Politico

North Carolina governor vows to stymie GOP-driven election changes


North Carolina Gov. Roy Cooper on Thursday said he’s prepared to make full use of his veto pen to stymie Republican-led effort to restrict voting access in the wake of the 2020 elections.

“I expect Republican leadership in our North Carolina legislature to follow a lot of other state legislatures in using this ‘big lie’ of voter fraud as an excuse for laws that suppress the vote,” Cooper, a Democrat, said during a POLITICO Live event. “Let’s just get real about it: These laws are intended to discourage people from voting.”

Conservatives in battleground states like Georgia and elsewhere are pressing to overhaul their election processes after a cascade of emergency measures were put in place to safely conduct elections in the middle of a public health crisis and the number of people voting by mail increased exponentially.

Former President Donald Trump, who spent months delegitimizing mail-in voting on the campaign trail and social media, blamed these procedures for losing his bid for a second term to President Joe Biden.

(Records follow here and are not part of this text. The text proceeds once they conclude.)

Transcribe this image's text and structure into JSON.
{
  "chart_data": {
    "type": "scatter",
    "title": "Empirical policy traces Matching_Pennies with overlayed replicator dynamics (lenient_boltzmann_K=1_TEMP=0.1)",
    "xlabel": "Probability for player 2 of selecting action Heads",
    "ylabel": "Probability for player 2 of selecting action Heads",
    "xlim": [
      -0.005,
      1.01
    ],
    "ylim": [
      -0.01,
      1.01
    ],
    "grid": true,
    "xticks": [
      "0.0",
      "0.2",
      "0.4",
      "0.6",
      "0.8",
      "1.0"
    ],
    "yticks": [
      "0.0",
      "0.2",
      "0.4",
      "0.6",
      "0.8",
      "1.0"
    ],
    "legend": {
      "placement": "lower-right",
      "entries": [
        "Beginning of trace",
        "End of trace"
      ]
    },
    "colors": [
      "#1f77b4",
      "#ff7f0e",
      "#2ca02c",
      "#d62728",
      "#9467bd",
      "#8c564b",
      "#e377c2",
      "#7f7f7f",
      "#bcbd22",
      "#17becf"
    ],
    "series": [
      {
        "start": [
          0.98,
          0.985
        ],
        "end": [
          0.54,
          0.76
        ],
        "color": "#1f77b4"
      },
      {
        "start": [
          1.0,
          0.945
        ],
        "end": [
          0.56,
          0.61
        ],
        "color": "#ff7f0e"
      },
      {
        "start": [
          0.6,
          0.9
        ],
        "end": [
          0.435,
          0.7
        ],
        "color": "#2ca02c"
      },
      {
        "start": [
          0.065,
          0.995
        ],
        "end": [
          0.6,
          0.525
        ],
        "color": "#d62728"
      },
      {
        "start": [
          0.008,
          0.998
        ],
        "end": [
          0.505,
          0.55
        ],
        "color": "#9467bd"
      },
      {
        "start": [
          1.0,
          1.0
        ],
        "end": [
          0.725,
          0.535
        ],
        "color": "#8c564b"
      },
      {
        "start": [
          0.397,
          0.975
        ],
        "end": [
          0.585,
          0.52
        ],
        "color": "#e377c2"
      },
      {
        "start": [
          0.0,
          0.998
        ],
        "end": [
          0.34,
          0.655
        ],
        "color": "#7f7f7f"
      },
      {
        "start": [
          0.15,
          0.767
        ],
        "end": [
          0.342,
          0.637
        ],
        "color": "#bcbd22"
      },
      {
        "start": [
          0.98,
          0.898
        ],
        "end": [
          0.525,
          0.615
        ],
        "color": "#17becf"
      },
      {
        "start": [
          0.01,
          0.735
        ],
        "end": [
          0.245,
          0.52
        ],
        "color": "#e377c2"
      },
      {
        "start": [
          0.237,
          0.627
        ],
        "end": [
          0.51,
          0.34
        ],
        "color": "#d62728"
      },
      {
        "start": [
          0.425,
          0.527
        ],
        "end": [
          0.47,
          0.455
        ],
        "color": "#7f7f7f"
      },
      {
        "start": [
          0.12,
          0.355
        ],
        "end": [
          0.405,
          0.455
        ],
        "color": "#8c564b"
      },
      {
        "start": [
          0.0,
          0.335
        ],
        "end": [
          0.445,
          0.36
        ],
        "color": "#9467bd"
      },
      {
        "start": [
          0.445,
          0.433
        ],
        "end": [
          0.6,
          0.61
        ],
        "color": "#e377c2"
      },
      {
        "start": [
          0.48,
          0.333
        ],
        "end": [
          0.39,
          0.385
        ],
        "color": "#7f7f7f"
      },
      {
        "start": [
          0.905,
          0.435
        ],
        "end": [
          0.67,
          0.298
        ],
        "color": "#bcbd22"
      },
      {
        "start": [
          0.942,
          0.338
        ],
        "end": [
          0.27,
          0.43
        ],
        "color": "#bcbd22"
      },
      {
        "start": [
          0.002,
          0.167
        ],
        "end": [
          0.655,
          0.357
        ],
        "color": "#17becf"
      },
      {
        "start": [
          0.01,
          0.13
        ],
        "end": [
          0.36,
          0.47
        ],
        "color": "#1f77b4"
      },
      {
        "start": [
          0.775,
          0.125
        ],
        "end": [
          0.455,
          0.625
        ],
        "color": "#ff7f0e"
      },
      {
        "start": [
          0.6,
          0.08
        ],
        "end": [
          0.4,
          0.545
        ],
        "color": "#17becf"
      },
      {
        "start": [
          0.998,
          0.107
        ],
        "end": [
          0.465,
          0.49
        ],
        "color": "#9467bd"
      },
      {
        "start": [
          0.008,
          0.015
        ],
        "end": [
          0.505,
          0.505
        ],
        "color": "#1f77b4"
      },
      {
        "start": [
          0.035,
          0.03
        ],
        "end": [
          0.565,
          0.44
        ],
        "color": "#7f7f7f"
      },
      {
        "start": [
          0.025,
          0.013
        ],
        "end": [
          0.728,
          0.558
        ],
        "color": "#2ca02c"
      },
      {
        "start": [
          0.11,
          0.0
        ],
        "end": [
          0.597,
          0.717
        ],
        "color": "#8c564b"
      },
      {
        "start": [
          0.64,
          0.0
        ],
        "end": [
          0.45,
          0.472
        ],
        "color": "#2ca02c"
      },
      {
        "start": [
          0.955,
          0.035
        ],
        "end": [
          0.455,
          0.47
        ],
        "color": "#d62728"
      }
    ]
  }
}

Trump and his allies have falsely alleged that the election was stolen from him and that millions of illegitimate votes, including in Georgia, put Biden over the top.

After dozens of legal challenges were rebuffed by state election authorities and the courts, Republicans quickly turned their attention to rejiggering state voting laws on the grounds of promoting trust and integrity in elections in ways that Democrats believe targets members of their political base.

“The good thing about having enough Democrats in my state legislature to uphold a veto is that we can stop some of those things,” he said. “It’s going to fall on the states in order to fight that off.”

Cooper, who won reelection in 2020 in a state Trump carried by less than two percentage points, said the GOP efforts highlight the need for Democrats to play offense in 2022 and grow the number of governor’s mansions they control across the country.

Nevertheless, Cooper said he hopes to be able to work with the Republican majorities in both houses of North Carolina’s General Assembly on things like education, health care and clean energy investment.

“This is a moment we should all grab together,” he said.

Other governors are more receptive to voting law changes. Arkansas Gov. Asa Hutchinson, a Republican, recently signed a bill removing the option for people sign an affidavit to attest to their identify if they do not show up to the polls with an approved form of ID, toughening a constitutional amendment approved by voters in 2018.

“The goal is not to repress votes, but the goal is to secure votes,” he said during the POLITICO event.

He added that if there is evidence that if people are have difficulty accessing the identification necessary to vote that he would support efforts to remove that barrier.

“I’m all about expanding our voter registration, our voter participation. And we want to make sure that we don’t put unreasonable burdens. I hope that this does not create that.”